It will take EVERYONE standing up for the values we believe in to see justice in our health system and to make sure cuts don’t happen. Health care is a basic human need and right – if you are pro-life, that means you are pro-health-care-for-all!

From NY Times:

WASHINGTON — Budget negotiators have not found a way to avert a government default on federal debt obligations, but with their ideas to cut Medicare and Medicaid they have managed to provoke opposition from almost every major group that represents beneficiaries and health care providers.

The latest provocation was a list of proposed savings presented at the White House this week by the House majority leader, Representative Eric Cantor, Republican of Virginia.

Mr. Cantor said Tuesday that the ideas had all been seriously discussed, with varying levels of Democratic support, in seven weeks of negotiations led by Vice President Joseph R. Biden Jr.

But with House Republicans adamantly opposed to new taxes, Democrats said they would not accept cuts in Medicare that reduced benefits.

Mr. Cantor’s list included 27 proposals that he said would save up to $353 billion over 10 years, in the context of a budget deal that could save anywhere from $2 trillion to $4 trillion over the same period.

Items on the list touched off howls of protest from lobbyists and Democratic lawmakers who saw details for the first time on Tuesday.

Some of the proposals would hit Medicare patients in the pocketbook, charging co-payments for home health care and clinical laboratory services like blood tests. One proposal would increase premiums and co-payments for beneficiaries with relatively high incomes. Another would require millions of recipients to pay more of the costs now covered by private insurance policies that supplement Medicare.

The Congressional Budget Office says the proposal could save Medicare up to $53 billion over 10 years, mainly by curbing the use of health care by people with supplemental coverage known as Medigap policies. Studies show that such policyholders use about 25 percent more services than Medicare patients who have no supplemental coverage, the budget office said.

But Medigap policies are popular with older Americans, who like the financial security they get from the extra insurance.

“The Medigap proposal would shift costs onto Medicare beneficiaries,” said Howard J. Bedlin, vice president of the National Council on Aging, a service and advocacy group. “Our fear is that many would go without the care they need and end up in a hospital emergency room, which costs Medicare more than proper treatment would have cost.”

Likewise, Mr. Bedlin said, the proposed co-payments for home health care would “significantly increase out-of-pocket costs for many low-income widows with multiple chronic conditions.”

When such co-payments were seriously considered in the past, Democrats wheeled some of the widows into the Capitol to denounce the idea.

Mr. Cantor’s list includes $100 billion in savings from Medicaid over 10 years — the same amount sought in a White House proposal that has caused consternation among some officials at the Department of Health and Human Services.
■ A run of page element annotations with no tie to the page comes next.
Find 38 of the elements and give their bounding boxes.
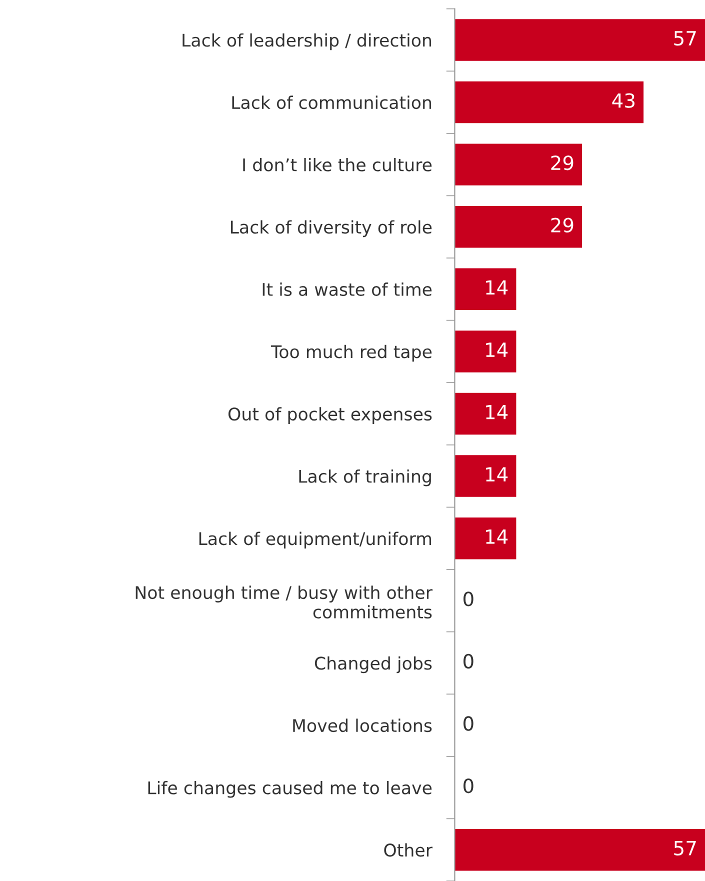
- y-tick-label: Not enough time / busy with other commitments: [136, 586, 433, 619]
- y-tick-label: Out of pocket expenses: [228, 407, 432, 424]
- data-label: 14: [486, 342, 508, 357]
- data-label: 14: [486, 530, 508, 544]
- y-tick-label: Other: [384, 843, 432, 857]
- data-label: 0: [464, 654, 474, 669]
- bar: [454, 206, 582, 248]
- data-label: 43: [612, 93, 634, 108]
- y-tick-label: It is a waste of time: [262, 282, 432, 296]
- data-label: 0: [464, 716, 474, 731]
- y-tick-label: Lack of diversity of role: [230, 220, 432, 238]
- data-label: 14: [486, 404, 508, 420]
- bar: [454, 268, 516, 310]
- bar: [454, 81, 644, 124]
- data-label: 29: [551, 218, 574, 232]
- bar: [454, 392, 516, 435]
- data-label: 57: [674, 841, 696, 856]
- y-tick-label: Lack of equipment/uniform: [199, 532, 432, 549]
- y-tick-label: Moved locations: [293, 718, 432, 732]
- y-tick-label: Too much red tape: [270, 344, 432, 362]
- bar: [454, 828, 705, 871]
- y-tick-label: Lack of leadership / direction: [182, 33, 432, 50]
- bar: [454, 517, 516, 560]
- data-label: 0: [464, 592, 474, 606]
- data-label: 14: [486, 280, 508, 295]
- data-label: 0: [464, 778, 474, 794]
- y-tick-label: Life changes caused me to leave: [148, 780, 432, 798]
- y-tick-label: Lack of communication: [232, 96, 432, 110]
- y-tick-label: Changed jobs: [314, 656, 432, 674]
- data-label: 14: [486, 467, 508, 482]
- bar: [454, 330, 516, 372]
- data-label: 29: [551, 155, 574, 170]
- y-tick-label: Lack of training: [299, 469, 431, 486]
- data-label: 57: [674, 31, 696, 46]
- bar: [454, 455, 516, 497]
- bar: [454, 144, 582, 186]
- bar: [454, 19, 705, 61]
- y-tick-label: I don’t like the culture: [243, 158, 432, 172]
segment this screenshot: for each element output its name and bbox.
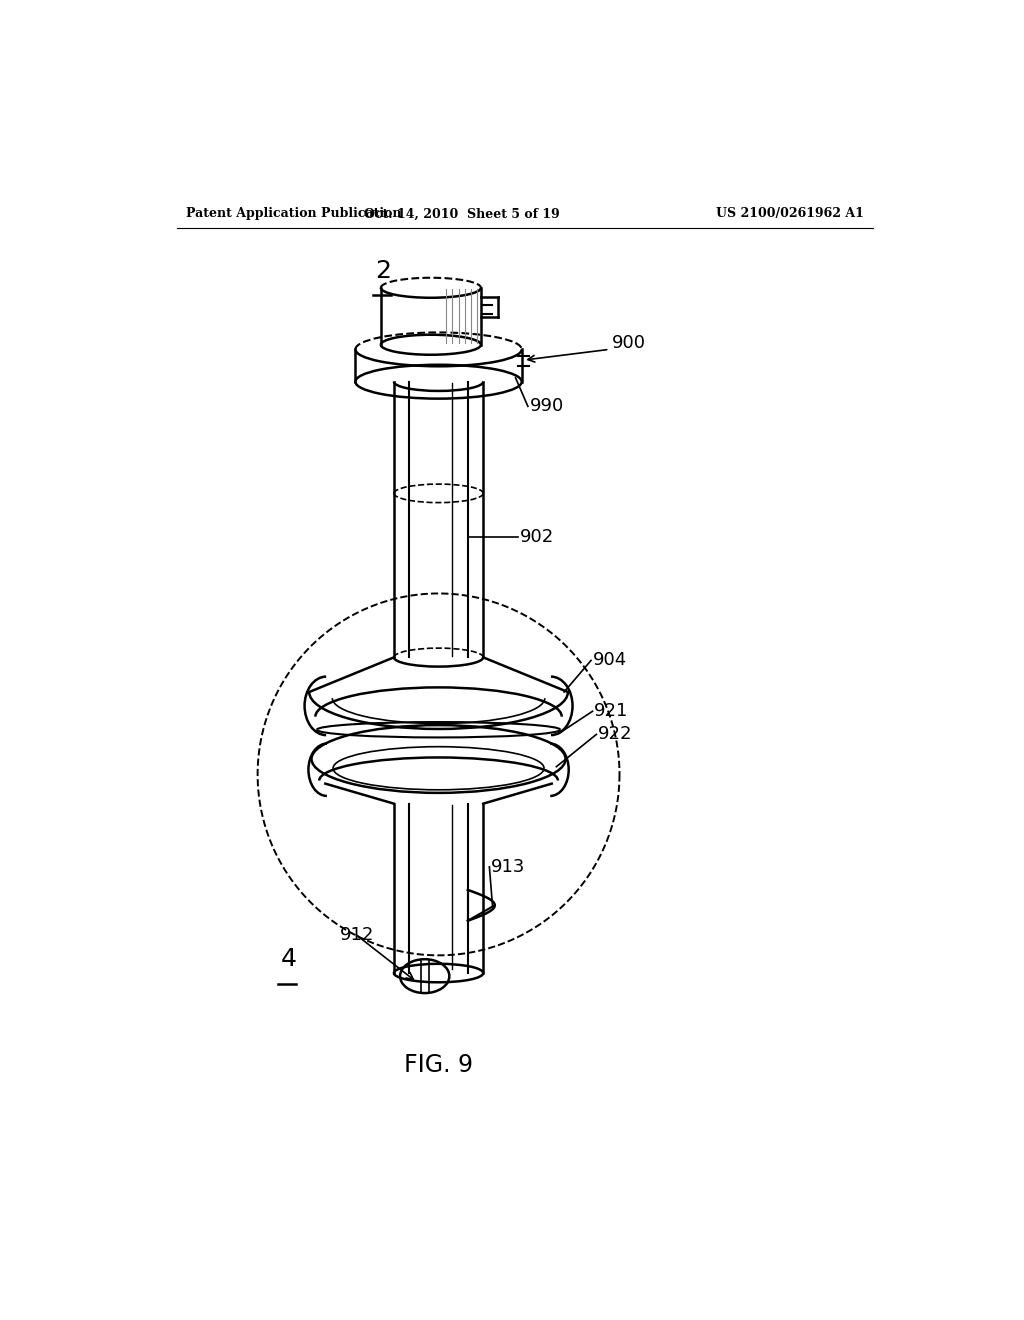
- Text: 900: 900: [611, 334, 646, 352]
- Text: 990: 990: [529, 397, 563, 416]
- Text: 4: 4: [281, 946, 297, 970]
- Text: Patent Application Publication: Patent Application Publication: [186, 207, 401, 220]
- Text: FIG. 9: FIG. 9: [404, 1053, 473, 1077]
- Text: 913: 913: [490, 858, 525, 875]
- Text: 921: 921: [594, 702, 629, 721]
- Text: 922: 922: [598, 726, 633, 743]
- Text: 2: 2: [376, 259, 391, 284]
- Text: 904: 904: [593, 652, 627, 669]
- Text: Oct. 14, 2010  Sheet 5 of 19: Oct. 14, 2010 Sheet 5 of 19: [364, 207, 559, 220]
- Text: 902: 902: [519, 528, 554, 546]
- Text: 912: 912: [340, 925, 375, 944]
- Text: US 2100/0261962 A1: US 2100/0261962 A1: [716, 207, 863, 220]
Laboratories were surprised to learn Tuesday of the proposal to start charging Medicare beneficiaries a $1 co-payment for each lab test. Lab tests and home health visits are now exempt from such cost-sharing.

Alan B. Mertz, president of the American Clinical Laboratory Association, a trade group, said that collecting the co-payments from beneficiaries would be “a huge administrative hassle.”

The average lab test costs $12 or $13, Mr. Mertz said, and labs typically “do not have a face-to-face relationship with patients.” In many cases, he said, “we will not be able to collect the money, or the cost of collecting it will be more than the amount of the co-payment.”

Representative Paul D. Ryan, Republican of Wisconsin and chairman of the House Budget Committee, said the din of criticism was disappointing.

“These are not big Medicare savers,” Mr. Ryan said in an interview. “They do not save a lot of money in the whole scheme of things. If we come to a political paralysis over a few hundred billion dollars, the credit markets will really start turning on us.”

The Obama administration said Tuesday that instead of cutting benefits or increasing co-payments, Congress should increase the power of an independent agency, created by the new health care law, to make sweeping cuts in the growth of Medicare spending.

At a hearing of the House Budget Committee, Kathleen Sebelius, the secretary of health and human services, said the new agency, the Independent Payment Advisory Board, would be a backstop to ensure a sharp reduction in the growth of Medicare spending per beneficiary.

Mr. Ryan said the 15-member board was “just a mechanism to take power out of the hands of politicians so they can absolve themselves of responsibility for the inevitable price controlling and rationing that is to come in Medicare.” Such rationing, he said, “is not necessary if you do fundamental Medicare reform.”